Tulane has long used its world-class glass facilities and rigorous glass studies department as a way to bring students into the arts. Because of this, there is a fear that these courses are only for experienced glass students, but Koss’ outlook on the program here at Tulane revolves around a model of inclusivity.
“I wanted it to be a serious school if you wanted to come work glass here … but also be open for people who just wanted to take a couple of classes maybe, and I think that’s important,” Koss said.
Koss has also dipped into the more scholarly side of things, as he published a book of his work in 2019. He said that constantly working towards your goals — whether that be publishing a book or simply working on projects — is an important part of being an artist.
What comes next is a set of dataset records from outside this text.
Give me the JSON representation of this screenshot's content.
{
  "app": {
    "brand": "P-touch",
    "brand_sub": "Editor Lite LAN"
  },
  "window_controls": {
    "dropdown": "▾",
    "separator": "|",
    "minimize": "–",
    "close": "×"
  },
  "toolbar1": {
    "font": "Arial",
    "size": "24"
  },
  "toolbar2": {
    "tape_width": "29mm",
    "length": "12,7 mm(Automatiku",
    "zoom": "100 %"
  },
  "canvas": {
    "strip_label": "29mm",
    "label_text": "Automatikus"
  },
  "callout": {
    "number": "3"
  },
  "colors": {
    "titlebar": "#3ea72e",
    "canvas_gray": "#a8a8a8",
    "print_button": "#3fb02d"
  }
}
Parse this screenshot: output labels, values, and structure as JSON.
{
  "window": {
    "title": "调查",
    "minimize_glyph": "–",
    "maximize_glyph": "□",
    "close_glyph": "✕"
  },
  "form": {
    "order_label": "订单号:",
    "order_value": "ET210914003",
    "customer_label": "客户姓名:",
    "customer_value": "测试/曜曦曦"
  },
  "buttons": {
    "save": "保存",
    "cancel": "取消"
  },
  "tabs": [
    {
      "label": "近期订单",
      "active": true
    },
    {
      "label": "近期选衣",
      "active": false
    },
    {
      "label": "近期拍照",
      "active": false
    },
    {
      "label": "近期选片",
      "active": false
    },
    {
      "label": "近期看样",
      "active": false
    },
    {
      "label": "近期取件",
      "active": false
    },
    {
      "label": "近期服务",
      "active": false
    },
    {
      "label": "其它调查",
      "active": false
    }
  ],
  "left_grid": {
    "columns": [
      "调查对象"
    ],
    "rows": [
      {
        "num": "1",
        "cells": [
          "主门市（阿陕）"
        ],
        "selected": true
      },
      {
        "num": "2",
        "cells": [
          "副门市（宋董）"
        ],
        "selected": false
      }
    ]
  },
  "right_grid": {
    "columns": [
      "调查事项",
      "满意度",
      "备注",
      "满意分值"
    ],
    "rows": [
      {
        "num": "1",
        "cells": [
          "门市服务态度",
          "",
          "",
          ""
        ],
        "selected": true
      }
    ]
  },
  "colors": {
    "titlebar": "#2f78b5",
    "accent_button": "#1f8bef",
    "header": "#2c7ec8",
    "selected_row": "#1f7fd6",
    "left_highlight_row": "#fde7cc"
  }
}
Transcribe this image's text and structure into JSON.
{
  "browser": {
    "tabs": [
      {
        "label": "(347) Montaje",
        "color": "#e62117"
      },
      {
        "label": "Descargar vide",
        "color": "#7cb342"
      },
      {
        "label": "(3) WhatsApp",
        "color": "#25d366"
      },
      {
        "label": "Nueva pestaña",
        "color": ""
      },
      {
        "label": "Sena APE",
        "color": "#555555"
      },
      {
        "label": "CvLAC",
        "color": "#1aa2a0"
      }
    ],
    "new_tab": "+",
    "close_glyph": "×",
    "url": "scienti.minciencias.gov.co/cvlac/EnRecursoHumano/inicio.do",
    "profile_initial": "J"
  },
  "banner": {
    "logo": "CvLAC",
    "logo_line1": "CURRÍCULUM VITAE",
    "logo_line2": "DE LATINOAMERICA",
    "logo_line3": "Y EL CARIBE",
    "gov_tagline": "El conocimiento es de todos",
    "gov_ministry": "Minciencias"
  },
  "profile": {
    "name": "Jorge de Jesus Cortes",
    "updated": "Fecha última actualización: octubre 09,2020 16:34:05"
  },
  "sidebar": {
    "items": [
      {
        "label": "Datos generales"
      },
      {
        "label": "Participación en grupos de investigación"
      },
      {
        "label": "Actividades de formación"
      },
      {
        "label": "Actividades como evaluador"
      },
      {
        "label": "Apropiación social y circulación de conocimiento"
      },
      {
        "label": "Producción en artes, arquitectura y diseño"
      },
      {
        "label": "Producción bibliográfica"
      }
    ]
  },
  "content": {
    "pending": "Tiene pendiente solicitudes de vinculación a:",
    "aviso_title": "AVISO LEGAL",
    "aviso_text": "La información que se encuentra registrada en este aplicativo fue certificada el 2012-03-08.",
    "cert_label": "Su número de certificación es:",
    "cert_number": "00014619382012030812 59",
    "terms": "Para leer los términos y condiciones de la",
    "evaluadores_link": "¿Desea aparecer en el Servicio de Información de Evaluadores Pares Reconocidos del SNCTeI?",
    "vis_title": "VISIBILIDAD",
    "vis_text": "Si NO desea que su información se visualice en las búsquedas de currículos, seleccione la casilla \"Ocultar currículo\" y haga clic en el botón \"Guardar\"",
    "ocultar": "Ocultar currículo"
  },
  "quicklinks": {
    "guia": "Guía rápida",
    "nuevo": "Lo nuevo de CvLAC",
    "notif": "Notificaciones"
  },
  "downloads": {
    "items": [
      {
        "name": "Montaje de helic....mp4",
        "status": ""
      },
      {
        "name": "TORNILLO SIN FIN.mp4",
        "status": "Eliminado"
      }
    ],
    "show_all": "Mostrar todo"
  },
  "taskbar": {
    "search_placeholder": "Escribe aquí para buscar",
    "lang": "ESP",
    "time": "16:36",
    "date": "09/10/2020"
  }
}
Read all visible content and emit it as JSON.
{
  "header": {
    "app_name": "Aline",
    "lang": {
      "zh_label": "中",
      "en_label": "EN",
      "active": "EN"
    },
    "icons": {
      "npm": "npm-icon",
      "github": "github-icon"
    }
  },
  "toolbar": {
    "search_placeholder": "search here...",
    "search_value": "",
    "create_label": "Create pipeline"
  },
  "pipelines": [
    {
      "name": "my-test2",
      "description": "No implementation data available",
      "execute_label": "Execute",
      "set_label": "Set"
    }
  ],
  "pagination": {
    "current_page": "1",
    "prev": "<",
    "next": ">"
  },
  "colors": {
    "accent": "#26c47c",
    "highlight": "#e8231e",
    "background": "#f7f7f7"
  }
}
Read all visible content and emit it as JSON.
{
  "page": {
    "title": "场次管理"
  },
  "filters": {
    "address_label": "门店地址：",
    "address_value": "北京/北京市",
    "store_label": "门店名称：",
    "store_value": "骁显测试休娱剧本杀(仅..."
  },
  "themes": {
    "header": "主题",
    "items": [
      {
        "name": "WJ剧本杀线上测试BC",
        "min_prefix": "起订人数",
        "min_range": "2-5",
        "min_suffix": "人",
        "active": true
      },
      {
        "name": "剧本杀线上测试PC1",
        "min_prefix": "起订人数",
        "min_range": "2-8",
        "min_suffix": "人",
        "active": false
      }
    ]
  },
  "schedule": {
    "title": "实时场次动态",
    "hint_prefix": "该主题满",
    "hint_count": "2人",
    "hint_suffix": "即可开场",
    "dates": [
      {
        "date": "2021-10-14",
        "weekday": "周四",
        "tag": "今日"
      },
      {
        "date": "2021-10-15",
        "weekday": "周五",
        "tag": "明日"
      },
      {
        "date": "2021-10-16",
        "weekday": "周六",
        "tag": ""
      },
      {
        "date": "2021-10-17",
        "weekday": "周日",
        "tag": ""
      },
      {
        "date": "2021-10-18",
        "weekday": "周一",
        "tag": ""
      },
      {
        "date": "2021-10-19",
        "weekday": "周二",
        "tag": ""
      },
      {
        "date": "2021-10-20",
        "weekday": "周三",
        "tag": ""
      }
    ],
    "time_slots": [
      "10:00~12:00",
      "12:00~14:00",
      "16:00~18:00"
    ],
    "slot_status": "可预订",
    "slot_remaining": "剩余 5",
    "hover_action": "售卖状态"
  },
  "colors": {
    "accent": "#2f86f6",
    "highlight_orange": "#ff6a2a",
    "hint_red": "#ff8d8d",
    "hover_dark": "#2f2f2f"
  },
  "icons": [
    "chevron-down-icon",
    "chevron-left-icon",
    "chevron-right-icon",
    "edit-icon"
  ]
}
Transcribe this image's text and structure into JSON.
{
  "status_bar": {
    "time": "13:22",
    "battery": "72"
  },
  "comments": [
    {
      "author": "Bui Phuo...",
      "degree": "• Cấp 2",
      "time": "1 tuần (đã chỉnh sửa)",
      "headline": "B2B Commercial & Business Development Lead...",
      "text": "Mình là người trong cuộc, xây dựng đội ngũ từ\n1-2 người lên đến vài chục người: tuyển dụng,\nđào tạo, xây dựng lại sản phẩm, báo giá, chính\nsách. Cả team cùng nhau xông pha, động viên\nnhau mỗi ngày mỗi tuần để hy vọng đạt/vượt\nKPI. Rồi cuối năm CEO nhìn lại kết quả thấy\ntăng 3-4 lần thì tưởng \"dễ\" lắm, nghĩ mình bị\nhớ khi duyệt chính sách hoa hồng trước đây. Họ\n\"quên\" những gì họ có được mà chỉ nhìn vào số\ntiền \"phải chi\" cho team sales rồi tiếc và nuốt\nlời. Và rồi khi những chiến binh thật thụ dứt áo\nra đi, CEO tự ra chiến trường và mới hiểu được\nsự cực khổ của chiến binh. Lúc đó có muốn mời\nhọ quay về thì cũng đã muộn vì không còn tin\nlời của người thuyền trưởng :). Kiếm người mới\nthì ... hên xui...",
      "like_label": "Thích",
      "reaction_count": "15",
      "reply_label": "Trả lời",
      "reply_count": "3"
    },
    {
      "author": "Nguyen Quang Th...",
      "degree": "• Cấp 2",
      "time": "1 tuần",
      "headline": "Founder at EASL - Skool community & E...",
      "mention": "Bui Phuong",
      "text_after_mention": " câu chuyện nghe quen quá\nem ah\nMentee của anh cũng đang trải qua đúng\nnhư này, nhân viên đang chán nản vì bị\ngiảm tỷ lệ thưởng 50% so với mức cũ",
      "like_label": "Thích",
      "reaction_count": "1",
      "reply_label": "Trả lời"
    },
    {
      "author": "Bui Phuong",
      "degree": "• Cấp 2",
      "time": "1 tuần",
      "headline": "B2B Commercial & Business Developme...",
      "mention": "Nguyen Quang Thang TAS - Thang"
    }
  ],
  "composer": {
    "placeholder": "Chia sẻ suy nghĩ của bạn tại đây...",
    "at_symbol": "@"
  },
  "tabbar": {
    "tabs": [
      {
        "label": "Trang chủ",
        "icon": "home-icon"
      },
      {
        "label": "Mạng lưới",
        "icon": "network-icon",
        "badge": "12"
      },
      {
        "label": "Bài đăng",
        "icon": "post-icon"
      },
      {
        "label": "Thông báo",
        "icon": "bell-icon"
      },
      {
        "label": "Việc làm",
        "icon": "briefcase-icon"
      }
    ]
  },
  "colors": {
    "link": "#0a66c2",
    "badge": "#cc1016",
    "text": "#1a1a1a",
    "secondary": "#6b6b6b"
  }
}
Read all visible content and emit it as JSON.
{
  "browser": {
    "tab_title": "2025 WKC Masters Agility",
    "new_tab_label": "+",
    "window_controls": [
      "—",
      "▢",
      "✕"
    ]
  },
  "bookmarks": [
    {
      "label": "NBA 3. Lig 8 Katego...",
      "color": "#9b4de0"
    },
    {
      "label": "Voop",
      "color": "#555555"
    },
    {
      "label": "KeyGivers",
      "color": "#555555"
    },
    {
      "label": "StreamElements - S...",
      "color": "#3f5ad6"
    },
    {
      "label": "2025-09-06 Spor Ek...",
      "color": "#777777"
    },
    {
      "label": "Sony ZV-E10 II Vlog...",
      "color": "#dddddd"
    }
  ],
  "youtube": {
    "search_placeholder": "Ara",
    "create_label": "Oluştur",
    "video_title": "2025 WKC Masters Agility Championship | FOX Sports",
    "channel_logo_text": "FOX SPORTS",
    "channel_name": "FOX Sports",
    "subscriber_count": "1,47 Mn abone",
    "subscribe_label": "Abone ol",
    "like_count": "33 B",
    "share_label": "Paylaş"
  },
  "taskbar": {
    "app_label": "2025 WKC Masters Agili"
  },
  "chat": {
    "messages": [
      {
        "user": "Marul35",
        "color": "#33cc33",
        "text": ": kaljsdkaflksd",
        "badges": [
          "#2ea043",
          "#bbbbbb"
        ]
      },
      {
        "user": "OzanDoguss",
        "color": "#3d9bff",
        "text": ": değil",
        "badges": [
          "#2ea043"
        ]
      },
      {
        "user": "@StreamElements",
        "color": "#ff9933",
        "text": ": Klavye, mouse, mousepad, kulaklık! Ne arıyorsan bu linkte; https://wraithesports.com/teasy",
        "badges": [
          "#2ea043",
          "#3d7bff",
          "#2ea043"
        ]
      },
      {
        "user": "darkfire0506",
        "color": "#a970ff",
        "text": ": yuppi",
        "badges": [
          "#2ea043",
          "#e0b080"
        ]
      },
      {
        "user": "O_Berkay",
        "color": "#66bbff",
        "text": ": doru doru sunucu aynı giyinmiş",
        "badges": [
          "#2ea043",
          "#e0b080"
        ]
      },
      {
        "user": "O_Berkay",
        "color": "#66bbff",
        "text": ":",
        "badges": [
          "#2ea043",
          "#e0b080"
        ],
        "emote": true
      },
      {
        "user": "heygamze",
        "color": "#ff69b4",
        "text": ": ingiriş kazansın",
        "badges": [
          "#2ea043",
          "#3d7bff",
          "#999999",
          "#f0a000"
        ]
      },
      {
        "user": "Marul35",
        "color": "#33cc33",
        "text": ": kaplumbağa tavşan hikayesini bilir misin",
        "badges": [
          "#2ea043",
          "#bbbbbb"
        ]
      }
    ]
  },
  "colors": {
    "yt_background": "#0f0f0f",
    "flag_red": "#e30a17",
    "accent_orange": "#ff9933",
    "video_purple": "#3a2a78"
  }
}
“I just think that artists will set goals for themselves. There’s going to be downtime. You have to be able to get through the not-so-good times because the good times of making work are great,” he said.
Koss said that all of the glass classes for the next semester are full, proving how hard everyone in the department has worked to build the glass program into the powerhouse it is today. Koss does not plan on stopping this momentum anytime soon.
“My mother asked me before she passed, ‘Are you ever going to be satisfied?’ and I thought about that,” Koss said. “I’m satisfied, but I’m always pushing myself. It’s not as intense as it was when I was younger, but my drive for being a teacher and among work … it’s still there.”